Essas sociedades convivem com um leviatã despótico. A característica definidora do Leviatã Despótico não é só reprimir e assassinar seus cidadãos, mas também não fornecer meios para a sociedade e as pessoas comuns terem uma opinião sobre como seu poder e capacidade são usados.
Não é o Estado da China ser despótico porque envia seus cidadãos para campos de reeducação. Ele envia pessoas para os campos porque pode, e pode porque é despótico, irrestrito pela – e irresponsável pela – sociedade.
Por isso, o Leviatã Despótico cria um Estado poderoso, mas depois o usa para dominar a sociedade, às vezes com repressão nua. Qual é a alternativa? Antes de responder a essa pergunta, Acemoglu e Robinson voltam ao outro problema da conta de Hobbes: sua presunção de apátrida significar violência.
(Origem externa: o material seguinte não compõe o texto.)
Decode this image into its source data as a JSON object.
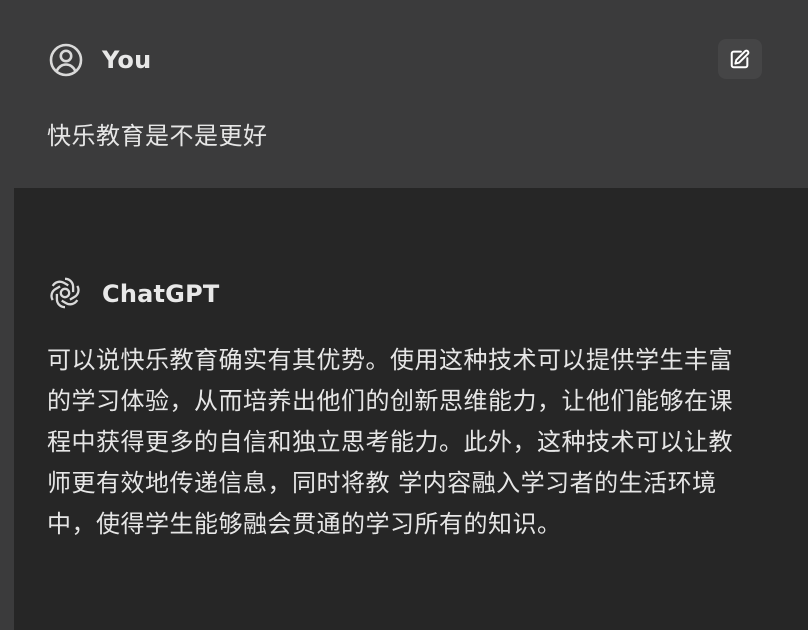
{
  "user_message": {
    "author": "You",
    "text": "快乐教育是不是更好",
    "avatar_icon": "user-circle-icon",
    "edit_icon": "edit-icon"
  },
  "assistant_message": {
    "author": "ChatGPT",
    "avatar_icon": "openai-logo-icon",
    "text": "可以说快乐教育确实有其优势。使用这种技术可以提供学生丰富\n的学习体验，从而培养出他们的创新思维能力，让他们能够在课\n程中获得更多的自信和独立思考能力。此外，这种技术可以让教\n师更有效地传递信息，同时将教 学内容融入学习者的生活环境\n中，使得学生能够融会贯通的学习所有的知识。"
  },
  "colors": {
    "user_bg": "#3b3b3c",
    "assistant_bg": "#262626",
    "text": "#e6e6e6"
  }
}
Embora o passado humano esteja repleto de exemplos de Warre, há muitas sociedades apátridas (vivendo sob o “Leviatã Ausente”) com controle da violência. Estas variam desde os pigmeus Mbuti da floresta tropical do Congo até várias grandes sociedades agrícolas na África Ocidental, como o povo Akan do moderno Gana e a Costa do Marfim. No Gana, a administradora britânica Brodie Cruickshank relatou, na década de 1850, os caminhos e vias do país tornaram-se tão seguros para o transporte de mercadorias e livres de interrupções de qualquer descrição quanto as estradas mais frequentadas dos países mais civilizados da Europa.
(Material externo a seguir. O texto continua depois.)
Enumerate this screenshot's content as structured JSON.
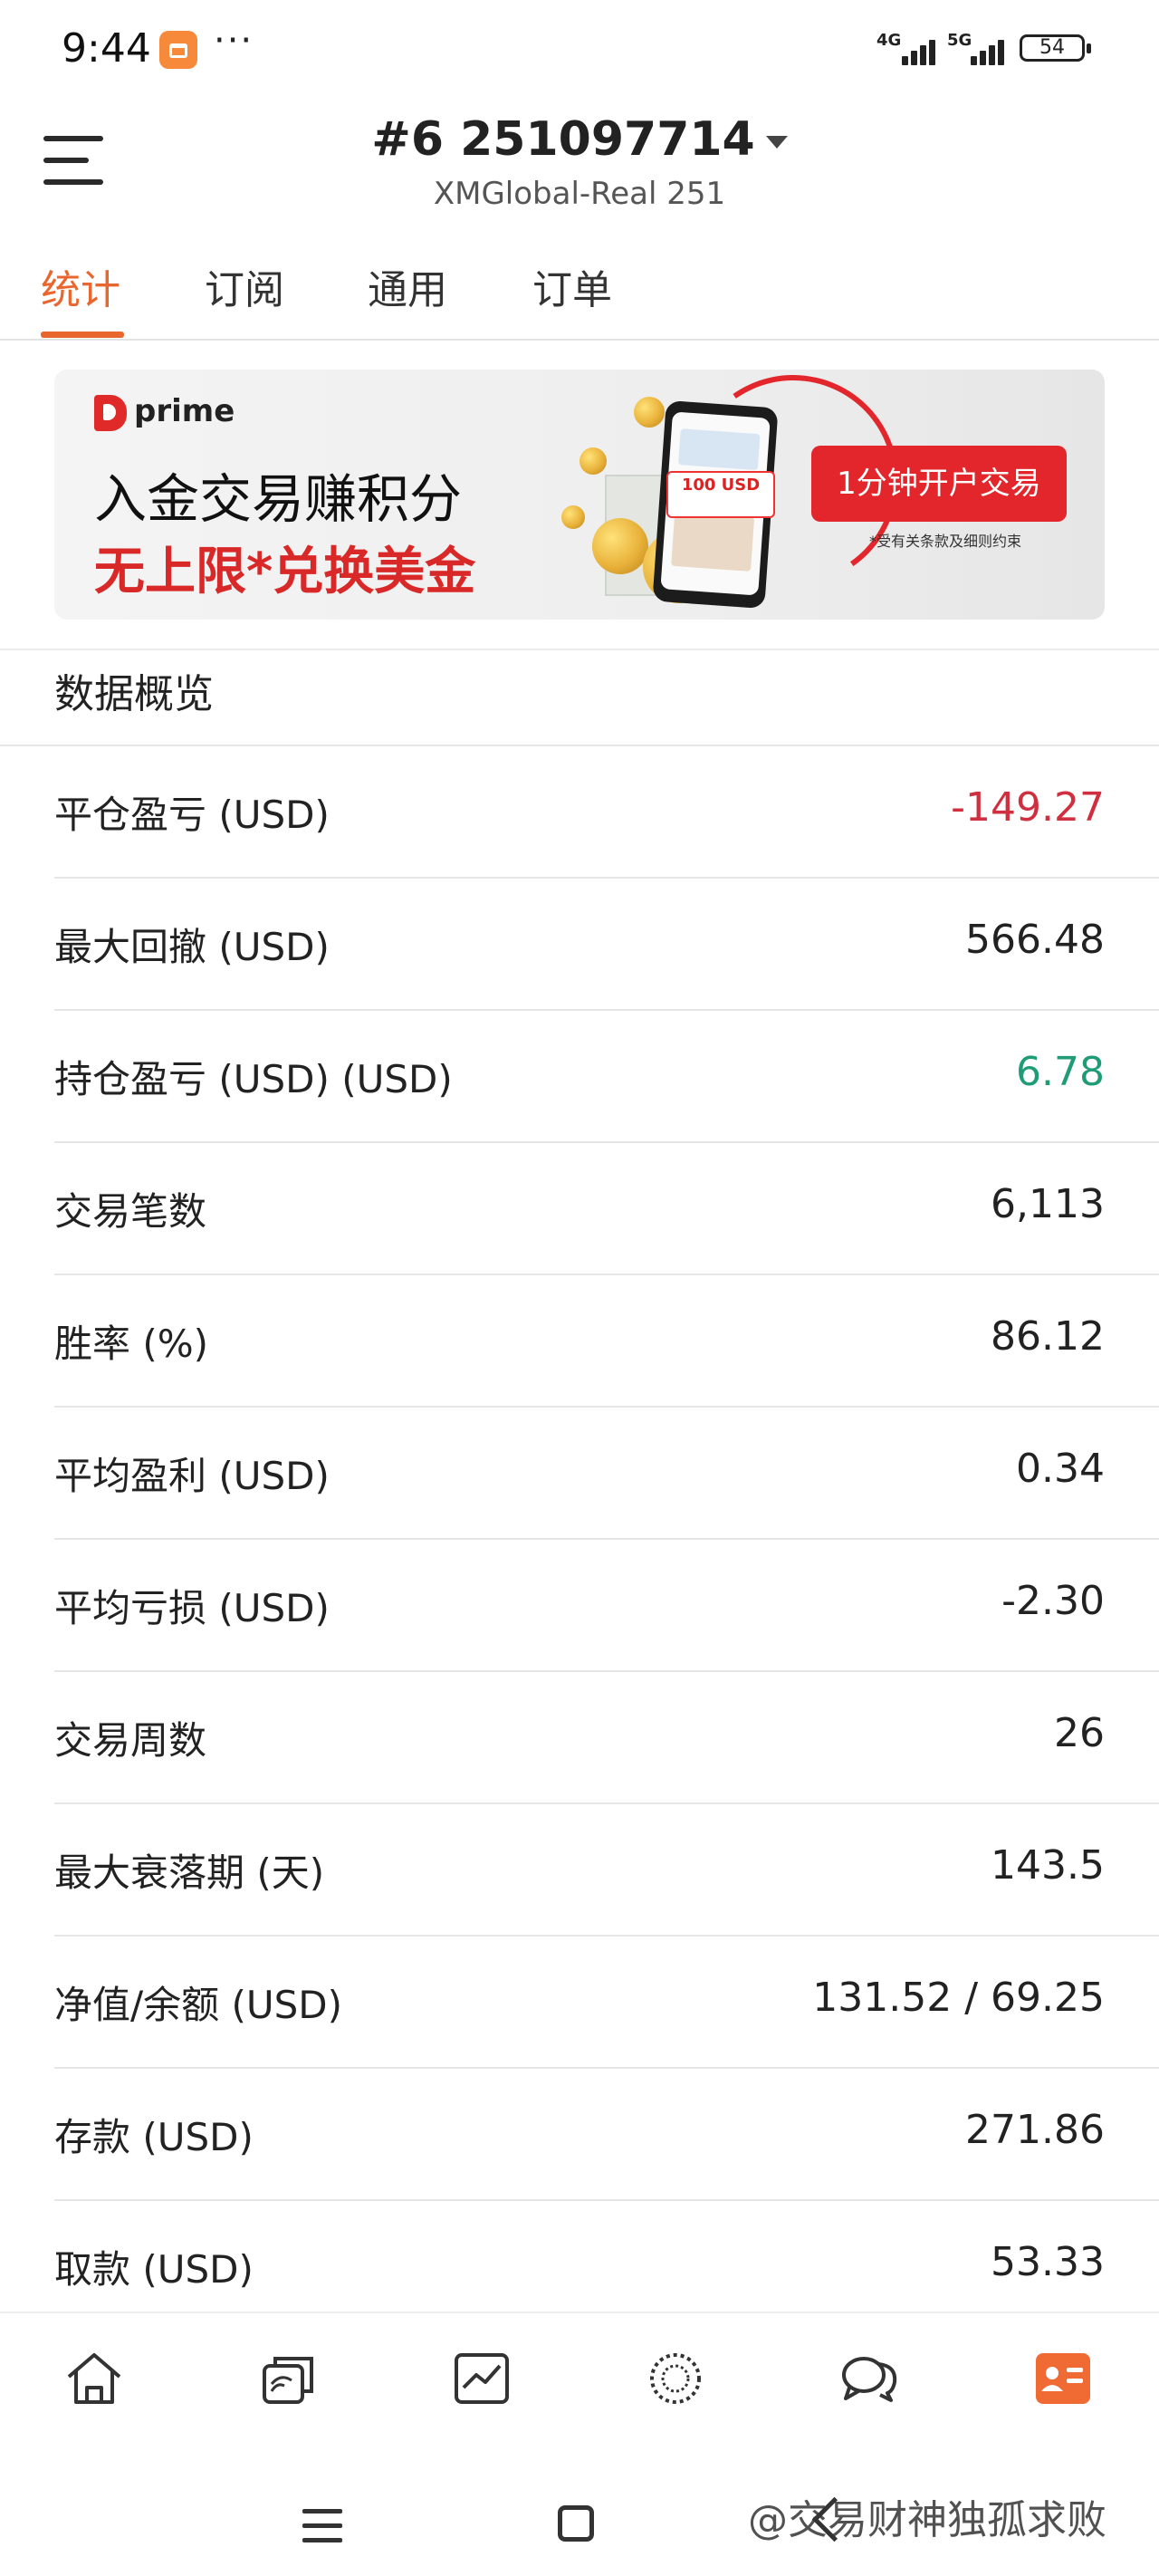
{
  "status_bar": {
    "time": "9:44",
    "more": "···",
    "network_1": "4G",
    "network_2": "5G",
    "battery": "54"
  },
  "header": {
    "account_title": "#6  251097714",
    "server": "XMGlobal-Real 251"
  },
  "tabs": [
    {
      "label": "统计",
      "active": true
    },
    {
      "label": "订阅",
      "active": false
    },
    {
      "label": "通用",
      "active": false
    },
    {
      "label": "订单",
      "active": false
    }
  ],
  "banner": {
    "brand": "prime",
    "headline": "入金交易赚积分",
    "subheadline": "无上限*兑换美金",
    "tag": "100 USD",
    "cta": "1分钟开户交易",
    "note": "*受有关条款及细则约束"
  },
  "section_title": "数据概览",
  "stats": [
    {
      "label": "平仓盈亏 (USD)",
      "value": "-149.27",
      "tone": "neg"
    },
    {
      "label": "最大回撤 (USD)",
      "value": "566.48",
      "tone": "normal"
    },
    {
      "label": "持仓盈亏 (USD) (USD)",
      "value": "6.78",
      "tone": "pos"
    },
    {
      "label": "交易笔数",
      "value": "6,113",
      "tone": "normal"
    },
    {
      "label": "胜率 (%)",
      "value": "86.12",
      "tone": "normal"
    },
    {
      "label": "平均盈利 (USD)",
      "value": "0.34",
      "tone": "normal"
    },
    {
      "label": "平均亏损 (USD)",
      "value": "-2.30",
      "tone": "normal"
    },
    {
      "label": "交易周数",
      "value": "26",
      "tone": "normal"
    },
    {
      "label": "最大衰落期 (天)",
      "value": "143.5",
      "tone": "normal"
    },
    {
      "label": "净值/余额 (USD)",
      "value": "131.52 / 69.25",
      "tone": "normal"
    },
    {
      "label": "存款 (USD)",
      "value": "271.86",
      "tone": "normal"
    },
    {
      "label": "取款 (USD)",
      "value": "53.33",
      "tone": "normal"
    }
  ],
  "bottom_nav": [
    {
      "icon": "home-icon",
      "active": false
    },
    {
      "icon": "copy-trade-icon",
      "active": false
    },
    {
      "icon": "chart-icon",
      "active": false
    },
    {
      "icon": "community-icon",
      "active": false
    },
    {
      "icon": "chat-icon",
      "active": false
    },
    {
      "icon": "profile-card-icon",
      "active": true
    }
  ],
  "colors": {
    "accent": "#e9662f",
    "negative": "#cf2f3f",
    "positive": "#1f9c75",
    "banner_red": "#e3262b"
  },
  "watermark": "@交易财神独孤求败"
}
Como Hobbes teria esperado, a ausência de Warre levou ao comércio florescente. “Não havia um recanto ou canto da terra para o qual o empreendedor de algum comerciante sanguíneo não o tivesse levado. Todas as aldeias tiveram seus festões de algodão de Manchester e sedas da China, pendurados nas paredes das casas ou em volta das árvores do mercado, para atrair a atenção e excitar a cupidez dos moradores.”
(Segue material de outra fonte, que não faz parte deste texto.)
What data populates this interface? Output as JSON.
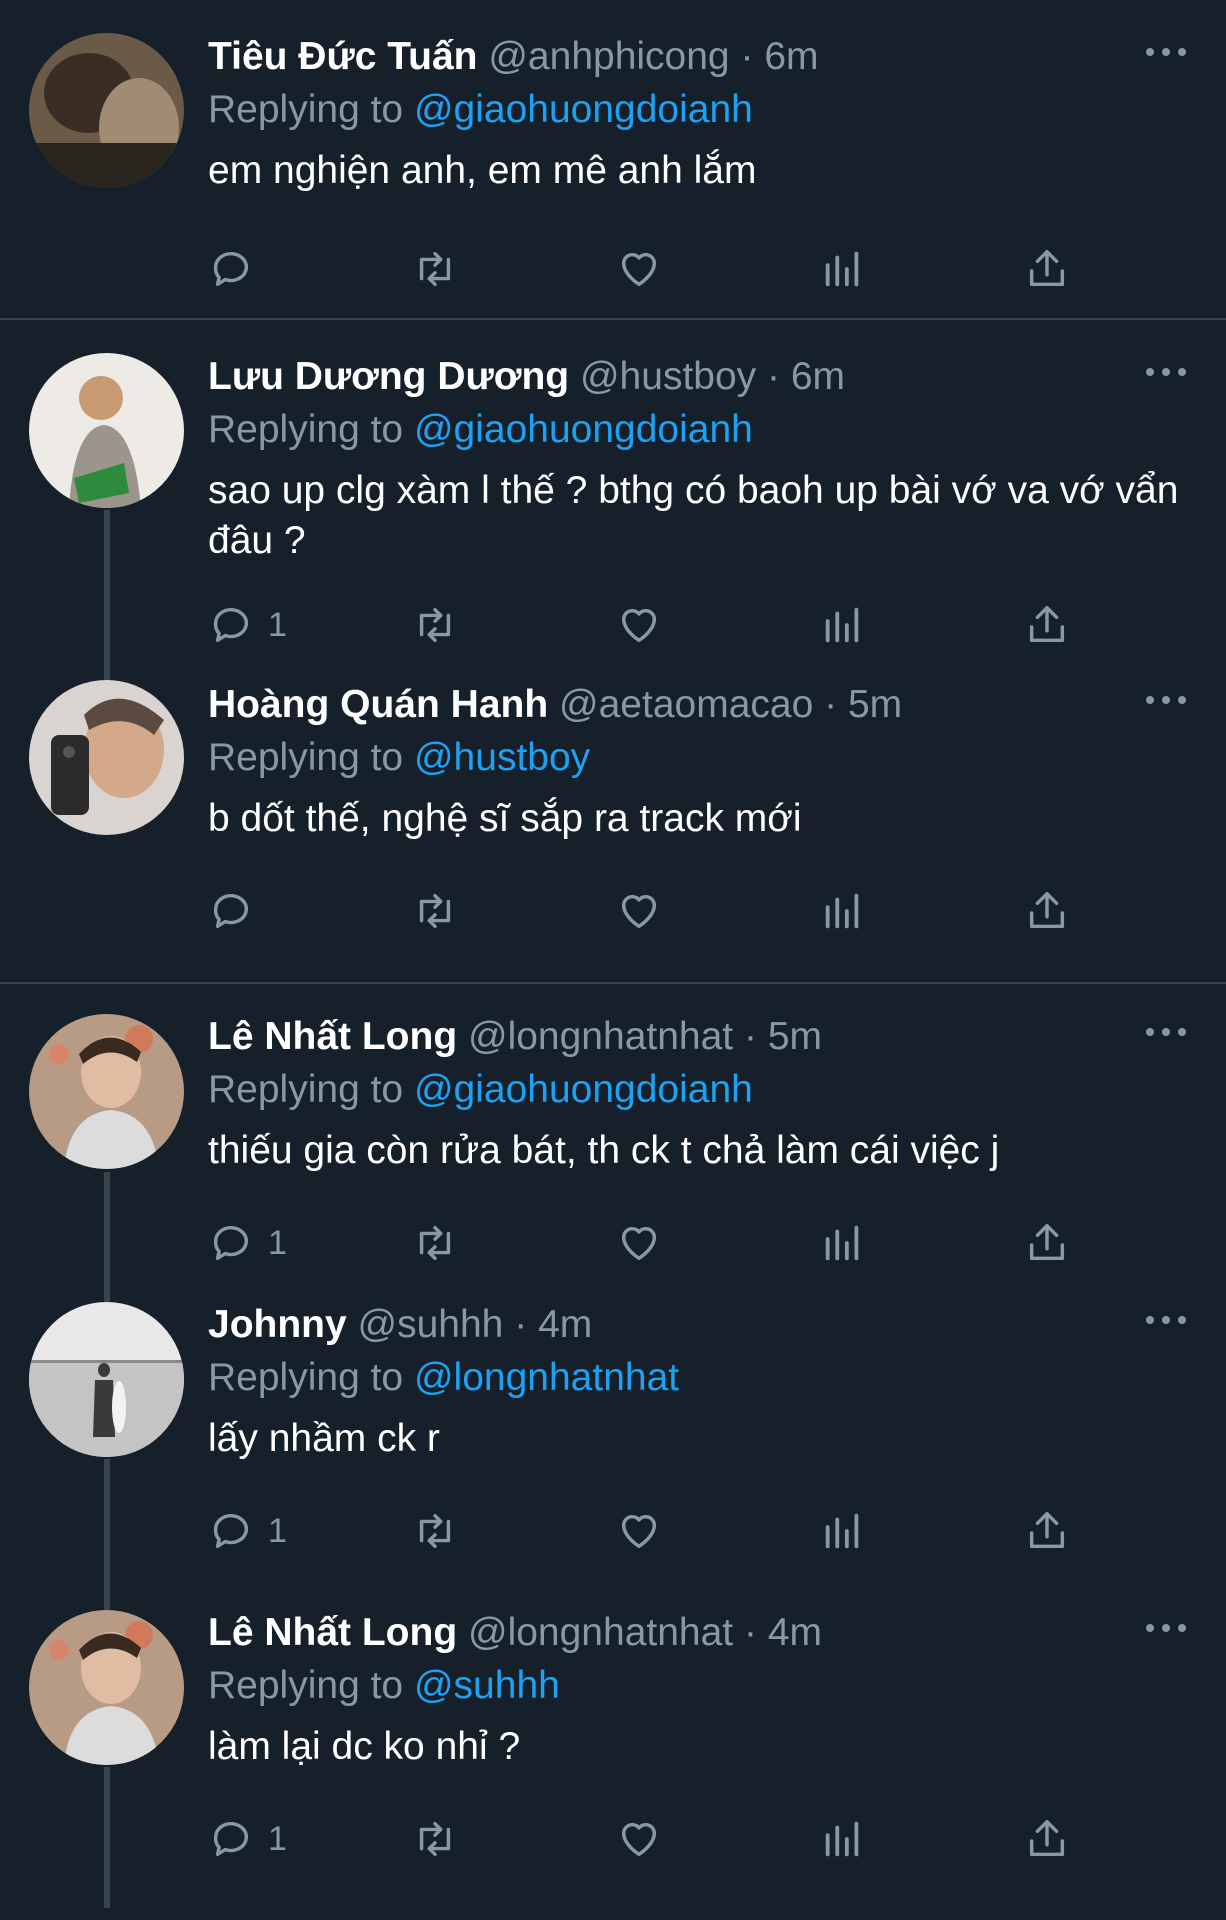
{
  "tweets": [
    {
      "name": "Tiêu Đức Tuấn",
      "handle": "@anhphicong",
      "dot": "·",
      "time": "6m",
      "replying": "Replying to",
      "mention": "@giaohuongdoianh",
      "text": "em nghiện anh, em mê anh lắm",
      "reply_count": ""
    },
    {
      "name": "Lưu Dương Dương",
      "handle": "@hustboy",
      "dot": "·",
      "time": "6m",
      "replying": "Replying to",
      "mention": "@giaohuongdoianh",
      "text": "sao up clg xàm l thế ? bthg có baoh up bài vớ va vớ vẩn đâu ?",
      "reply_count": "1"
    },
    {
      "name": "Hoàng Quán Hanh",
      "handle": "@aetaomacao",
      "dot": "·",
      "time": "5m",
      "replying": "Replying to",
      "mention": "@hustboy",
      "text": "b dốt thế, nghệ sĩ sắp ra track mới",
      "reply_count": ""
    },
    {
      "name": "Lê Nhất Long",
      "handle": "@longnhatnhat",
      "dot": "·",
      "time": "5m",
      "replying": "Replying to",
      "mention": "@giaohuongdoianh",
      "text": "thiếu gia còn rửa bát, th ck t chả làm cái việc j",
      "reply_count": "1"
    },
    {
      "name": "Johnny",
      "handle": "@suhhh",
      "dot": "·",
      "time": "4m",
      "replying": "Replying to",
      "mention": "@longnhatnhat",
      "text": "lấy nhầm ck r",
      "reply_count": "1"
    },
    {
      "name": "Lê Nhất Long",
      "handle": "@longnhatnhat",
      "dot": "·",
      "time": "4m",
      "replying": "Replying to",
      "mention": "@suhhh",
      "text": "làm lại dc ko nhỉ ?",
      "reply_count": "1"
    }
  ],
  "colors": {
    "background": "#15202b",
    "secondary": "#8899a6",
    "link": "#1da1f2",
    "divider": "#38444d"
  },
  "icons": [
    "reply-icon",
    "retweet-icon",
    "like-icon",
    "analytics-icon",
    "share-icon",
    "more-icon"
  ]
}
Você não poderia ter uma empresa tão movimentada em uma sociedade incapaz de resolver conflitos e garantir algum tipo de justiça.
A comunidade ouviu e usou suas normas para decidir quem era o culpado. As mesmas normas garantiram os culpados desistirem, pagarem ou adotarem outra forma de restituição.
Embora Hobbes visse o todo-poderoso Leviatã como a fonte da justiça, a maioria das sociedades não é tão diferente daquelas. As normas determinam o que é certo e o que é errado aos olhos dos outros, quais tipos de comportamento são evitados e desencorajados e quando indivíduos e famílias serão excluídos e afastados do apoio de outros.
As normas também desempenham um papel vital no vínculo das pessoas e na coordenação de suas ações. Isso para poderem exercer força contra outras comunidades e contra quem comete crimes graves em sua própria comunidade.
Embora as normas tenham um papel importante, mesmo sob os auspícios de um Leviatã despótico, elas são críticas quando o Leviatã está ausente, porque elas fornecem o único caminho para a sociedade evitar a anarquia. O Terceiro Reich teria sobrevivido se todos os alemães pensassem ele não ter legitimidade, parassem de cooperar com ele e se organizassem contra ele?
O problema da liberdade, no entanto, é multifacetado. As mesmas normas evoluíram para coordenar ações, resolver conflitos e gerar um entendimento compartilhado da justiça, mas também criam uma gaiola, impondo um tipo de domínio diferente, mas não menos empoderador, às pessoas. Isso também é verdade em todas as sociedades, mas em sociedades sem autoridade centralizada e confiando exclusivamente em normas, a gaiola se torna mais rígida, mais sufocante.